Scherzer’s statement:

After discussing the latest developments with the rest of the players there’s no reason to engage with MLB in any further compensation reductions. We have previously negotiated a pay cut in the version of prorated salaries, and there’s no justification to accept a 2nd pay cut based upon the current information the union has received. I’m glad to hear other players voicing the same viewpoint and believe MLB’s economic strategy would completely change if all documentation were to become public information.

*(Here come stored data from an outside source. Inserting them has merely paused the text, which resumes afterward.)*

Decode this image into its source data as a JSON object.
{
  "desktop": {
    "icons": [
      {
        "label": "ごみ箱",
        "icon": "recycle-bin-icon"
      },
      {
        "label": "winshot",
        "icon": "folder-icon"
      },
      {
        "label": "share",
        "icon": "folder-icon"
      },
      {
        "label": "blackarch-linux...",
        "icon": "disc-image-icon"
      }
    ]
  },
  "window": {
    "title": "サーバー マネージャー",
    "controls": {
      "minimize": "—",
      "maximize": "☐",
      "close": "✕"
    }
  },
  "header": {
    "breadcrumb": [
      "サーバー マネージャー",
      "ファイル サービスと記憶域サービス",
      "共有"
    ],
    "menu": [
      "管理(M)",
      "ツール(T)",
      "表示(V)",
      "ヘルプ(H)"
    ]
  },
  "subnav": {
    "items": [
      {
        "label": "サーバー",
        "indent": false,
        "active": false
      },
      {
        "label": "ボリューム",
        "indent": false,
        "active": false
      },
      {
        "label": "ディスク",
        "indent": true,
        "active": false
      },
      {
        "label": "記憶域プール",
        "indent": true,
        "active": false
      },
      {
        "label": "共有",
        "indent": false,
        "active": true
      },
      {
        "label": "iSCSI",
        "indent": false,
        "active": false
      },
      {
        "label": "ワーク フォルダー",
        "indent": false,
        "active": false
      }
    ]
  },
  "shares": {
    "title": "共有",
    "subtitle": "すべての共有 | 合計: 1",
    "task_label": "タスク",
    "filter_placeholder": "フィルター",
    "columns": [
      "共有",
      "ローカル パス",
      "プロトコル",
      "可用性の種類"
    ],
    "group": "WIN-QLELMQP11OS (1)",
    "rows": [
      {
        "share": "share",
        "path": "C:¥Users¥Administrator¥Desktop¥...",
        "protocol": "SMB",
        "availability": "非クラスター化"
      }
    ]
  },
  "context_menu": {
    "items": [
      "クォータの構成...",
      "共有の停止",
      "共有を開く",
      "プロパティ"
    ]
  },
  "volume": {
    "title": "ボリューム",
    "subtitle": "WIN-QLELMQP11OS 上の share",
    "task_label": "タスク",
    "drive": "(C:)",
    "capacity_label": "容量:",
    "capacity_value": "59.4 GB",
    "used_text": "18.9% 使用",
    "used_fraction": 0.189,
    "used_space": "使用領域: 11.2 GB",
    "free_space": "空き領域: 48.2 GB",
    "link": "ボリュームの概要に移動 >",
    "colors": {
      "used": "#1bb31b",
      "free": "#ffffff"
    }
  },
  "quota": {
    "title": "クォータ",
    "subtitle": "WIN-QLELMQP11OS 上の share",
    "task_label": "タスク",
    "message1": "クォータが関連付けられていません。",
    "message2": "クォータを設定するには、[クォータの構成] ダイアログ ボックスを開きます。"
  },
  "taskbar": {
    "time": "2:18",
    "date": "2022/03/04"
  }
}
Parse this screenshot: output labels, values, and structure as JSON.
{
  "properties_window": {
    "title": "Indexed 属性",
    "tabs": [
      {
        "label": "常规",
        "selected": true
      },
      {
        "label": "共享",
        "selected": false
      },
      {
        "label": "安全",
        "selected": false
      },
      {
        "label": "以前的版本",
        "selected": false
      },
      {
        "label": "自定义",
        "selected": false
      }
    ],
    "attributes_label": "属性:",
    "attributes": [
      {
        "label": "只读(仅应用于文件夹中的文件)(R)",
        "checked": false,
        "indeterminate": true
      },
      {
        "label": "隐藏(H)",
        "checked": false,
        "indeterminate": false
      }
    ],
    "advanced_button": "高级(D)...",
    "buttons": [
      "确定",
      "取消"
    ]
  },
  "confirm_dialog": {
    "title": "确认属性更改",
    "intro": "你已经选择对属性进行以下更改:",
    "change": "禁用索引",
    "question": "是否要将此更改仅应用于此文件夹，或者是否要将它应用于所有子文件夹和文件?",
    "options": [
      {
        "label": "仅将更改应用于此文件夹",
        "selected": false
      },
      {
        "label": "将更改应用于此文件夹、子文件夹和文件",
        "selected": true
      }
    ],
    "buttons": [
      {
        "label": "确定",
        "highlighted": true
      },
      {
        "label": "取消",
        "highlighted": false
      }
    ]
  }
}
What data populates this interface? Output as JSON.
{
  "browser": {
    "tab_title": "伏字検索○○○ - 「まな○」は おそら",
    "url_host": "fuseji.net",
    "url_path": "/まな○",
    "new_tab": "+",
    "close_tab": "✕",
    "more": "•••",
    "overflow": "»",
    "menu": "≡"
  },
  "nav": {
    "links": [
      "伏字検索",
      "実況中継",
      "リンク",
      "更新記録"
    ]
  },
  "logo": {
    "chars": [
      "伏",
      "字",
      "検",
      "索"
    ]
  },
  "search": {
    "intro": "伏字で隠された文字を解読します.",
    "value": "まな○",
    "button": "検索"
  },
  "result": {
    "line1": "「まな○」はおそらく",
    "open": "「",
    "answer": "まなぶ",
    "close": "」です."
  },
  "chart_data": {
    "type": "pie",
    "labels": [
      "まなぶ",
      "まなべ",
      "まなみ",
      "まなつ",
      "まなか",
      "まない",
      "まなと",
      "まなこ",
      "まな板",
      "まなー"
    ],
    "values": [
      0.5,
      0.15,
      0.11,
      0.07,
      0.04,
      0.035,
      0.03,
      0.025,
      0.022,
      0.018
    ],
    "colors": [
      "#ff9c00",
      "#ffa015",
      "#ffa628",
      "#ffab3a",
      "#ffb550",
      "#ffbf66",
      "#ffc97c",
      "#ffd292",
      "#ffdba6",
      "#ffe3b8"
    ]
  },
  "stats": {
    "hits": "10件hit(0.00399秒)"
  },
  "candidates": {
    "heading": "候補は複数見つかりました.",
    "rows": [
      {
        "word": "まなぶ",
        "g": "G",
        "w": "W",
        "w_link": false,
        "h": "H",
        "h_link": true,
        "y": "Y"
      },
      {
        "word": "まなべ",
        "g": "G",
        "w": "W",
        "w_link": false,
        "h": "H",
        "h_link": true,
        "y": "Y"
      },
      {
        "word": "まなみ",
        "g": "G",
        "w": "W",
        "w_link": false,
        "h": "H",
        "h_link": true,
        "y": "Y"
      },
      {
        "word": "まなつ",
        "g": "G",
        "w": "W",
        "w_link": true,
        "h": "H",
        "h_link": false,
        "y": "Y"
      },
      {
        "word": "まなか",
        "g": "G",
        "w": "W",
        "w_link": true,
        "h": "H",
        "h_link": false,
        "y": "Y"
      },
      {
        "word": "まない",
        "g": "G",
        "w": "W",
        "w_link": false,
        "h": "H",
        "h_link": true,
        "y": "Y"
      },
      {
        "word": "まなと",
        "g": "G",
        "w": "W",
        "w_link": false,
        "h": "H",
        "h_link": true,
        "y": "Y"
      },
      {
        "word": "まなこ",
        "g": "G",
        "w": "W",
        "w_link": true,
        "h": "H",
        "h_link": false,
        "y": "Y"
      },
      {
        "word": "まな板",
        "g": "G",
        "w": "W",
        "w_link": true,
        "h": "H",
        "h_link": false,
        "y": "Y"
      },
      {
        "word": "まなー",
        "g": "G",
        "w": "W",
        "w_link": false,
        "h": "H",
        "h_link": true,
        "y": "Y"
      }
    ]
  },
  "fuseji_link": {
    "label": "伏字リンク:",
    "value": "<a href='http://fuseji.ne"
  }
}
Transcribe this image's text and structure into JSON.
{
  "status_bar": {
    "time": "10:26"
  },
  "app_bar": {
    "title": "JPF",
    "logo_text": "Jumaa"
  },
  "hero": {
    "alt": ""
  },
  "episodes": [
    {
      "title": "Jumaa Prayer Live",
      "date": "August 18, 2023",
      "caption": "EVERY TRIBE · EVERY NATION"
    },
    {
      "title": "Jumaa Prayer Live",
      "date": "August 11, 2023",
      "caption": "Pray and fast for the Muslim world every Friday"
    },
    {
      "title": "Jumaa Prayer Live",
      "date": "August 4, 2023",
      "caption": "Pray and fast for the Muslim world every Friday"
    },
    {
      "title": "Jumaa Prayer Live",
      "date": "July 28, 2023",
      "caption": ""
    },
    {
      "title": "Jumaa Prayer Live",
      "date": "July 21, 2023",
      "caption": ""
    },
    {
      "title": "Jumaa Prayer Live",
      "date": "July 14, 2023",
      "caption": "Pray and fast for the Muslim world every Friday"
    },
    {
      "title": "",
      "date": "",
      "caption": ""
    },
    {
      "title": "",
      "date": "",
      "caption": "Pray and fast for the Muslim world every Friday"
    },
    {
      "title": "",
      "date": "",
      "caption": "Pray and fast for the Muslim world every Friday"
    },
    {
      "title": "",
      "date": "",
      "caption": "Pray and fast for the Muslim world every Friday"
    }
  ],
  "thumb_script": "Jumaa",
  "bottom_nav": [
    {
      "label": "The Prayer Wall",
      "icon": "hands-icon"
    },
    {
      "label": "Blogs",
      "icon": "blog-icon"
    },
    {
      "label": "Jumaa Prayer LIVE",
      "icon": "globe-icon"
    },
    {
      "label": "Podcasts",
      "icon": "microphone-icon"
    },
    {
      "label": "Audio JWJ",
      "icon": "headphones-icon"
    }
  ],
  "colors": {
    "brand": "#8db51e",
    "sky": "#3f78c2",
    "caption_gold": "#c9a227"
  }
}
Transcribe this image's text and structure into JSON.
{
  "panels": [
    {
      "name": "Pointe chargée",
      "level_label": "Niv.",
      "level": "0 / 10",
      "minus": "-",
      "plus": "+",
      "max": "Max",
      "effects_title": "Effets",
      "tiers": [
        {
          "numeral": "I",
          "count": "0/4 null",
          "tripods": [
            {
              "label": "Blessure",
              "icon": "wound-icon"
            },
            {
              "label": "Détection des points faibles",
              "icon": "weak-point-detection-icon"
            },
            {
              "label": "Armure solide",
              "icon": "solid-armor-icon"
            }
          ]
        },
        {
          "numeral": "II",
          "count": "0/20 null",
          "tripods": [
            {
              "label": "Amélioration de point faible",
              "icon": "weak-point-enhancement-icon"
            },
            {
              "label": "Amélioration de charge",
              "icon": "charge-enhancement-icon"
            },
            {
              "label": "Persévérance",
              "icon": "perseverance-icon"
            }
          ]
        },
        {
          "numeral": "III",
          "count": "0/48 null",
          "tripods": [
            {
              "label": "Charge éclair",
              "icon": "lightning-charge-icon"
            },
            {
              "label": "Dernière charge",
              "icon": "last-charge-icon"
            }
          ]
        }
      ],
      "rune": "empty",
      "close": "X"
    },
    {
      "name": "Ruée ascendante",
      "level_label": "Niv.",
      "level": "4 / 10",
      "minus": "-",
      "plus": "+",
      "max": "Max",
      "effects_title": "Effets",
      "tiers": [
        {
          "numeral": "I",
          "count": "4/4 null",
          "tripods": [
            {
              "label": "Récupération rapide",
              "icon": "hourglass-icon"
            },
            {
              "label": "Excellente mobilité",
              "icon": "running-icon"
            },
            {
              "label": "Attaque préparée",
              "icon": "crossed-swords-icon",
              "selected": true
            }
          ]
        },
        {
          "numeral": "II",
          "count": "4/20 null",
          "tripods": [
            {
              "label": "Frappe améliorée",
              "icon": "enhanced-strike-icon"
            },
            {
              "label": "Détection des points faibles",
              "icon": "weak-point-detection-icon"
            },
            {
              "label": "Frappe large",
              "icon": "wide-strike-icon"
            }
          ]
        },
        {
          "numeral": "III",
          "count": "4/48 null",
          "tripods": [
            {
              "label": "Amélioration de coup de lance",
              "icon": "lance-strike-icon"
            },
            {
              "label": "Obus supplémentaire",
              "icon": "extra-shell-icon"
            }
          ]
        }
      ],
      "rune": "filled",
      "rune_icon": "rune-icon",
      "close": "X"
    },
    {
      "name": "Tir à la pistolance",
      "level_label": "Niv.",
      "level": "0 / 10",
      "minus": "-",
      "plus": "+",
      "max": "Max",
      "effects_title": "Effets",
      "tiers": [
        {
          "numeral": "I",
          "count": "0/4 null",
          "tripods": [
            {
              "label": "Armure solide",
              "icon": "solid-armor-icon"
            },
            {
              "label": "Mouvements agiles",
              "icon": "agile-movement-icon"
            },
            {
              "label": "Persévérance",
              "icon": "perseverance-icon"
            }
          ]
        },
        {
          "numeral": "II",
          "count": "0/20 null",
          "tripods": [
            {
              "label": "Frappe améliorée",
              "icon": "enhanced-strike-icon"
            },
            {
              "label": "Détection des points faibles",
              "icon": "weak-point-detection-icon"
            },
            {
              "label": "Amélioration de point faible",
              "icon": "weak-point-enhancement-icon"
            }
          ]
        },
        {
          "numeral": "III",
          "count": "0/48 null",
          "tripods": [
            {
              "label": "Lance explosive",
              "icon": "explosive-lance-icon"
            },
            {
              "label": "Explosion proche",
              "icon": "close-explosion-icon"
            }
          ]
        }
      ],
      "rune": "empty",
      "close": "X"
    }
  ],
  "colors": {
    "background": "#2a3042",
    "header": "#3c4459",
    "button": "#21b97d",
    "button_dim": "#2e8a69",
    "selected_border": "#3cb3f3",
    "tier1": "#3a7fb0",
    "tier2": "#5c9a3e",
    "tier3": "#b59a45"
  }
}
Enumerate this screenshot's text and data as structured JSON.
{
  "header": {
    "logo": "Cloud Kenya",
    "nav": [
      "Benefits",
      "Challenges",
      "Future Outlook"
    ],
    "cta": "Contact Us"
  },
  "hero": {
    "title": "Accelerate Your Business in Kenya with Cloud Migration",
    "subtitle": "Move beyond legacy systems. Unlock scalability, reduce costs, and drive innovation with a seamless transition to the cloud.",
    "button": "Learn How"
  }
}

Indeed, aside from the Braves, every other teams’ books are closed, so there has been no way to fact-check any of the owners’ claims. Cubs chairman Tom Ricketts, for example, recently said that 70 percent of the Cubs’ revenues come from “gameday operations” (ticket sales, concessions, etc.). But it went unsubstantiated because the Cubs’ books are closed. The league has only acknowledged some of the union’s many requests for documentation. Without supporting evidence, Ricketts’ claim, like countless others from team executives, can only be taken as an attempt to manipulate public sentiment.

Early Thursday morning, ESPN’s Jeff Passan reported that the MLBPA plans to offer a counter-proposal to MLB in which the union would suggest a season of more than 100 games and fully guaranteed prorated salaries. It seems like the two sides are quite far apart, so it may take longer than expected for them to reach an agreement.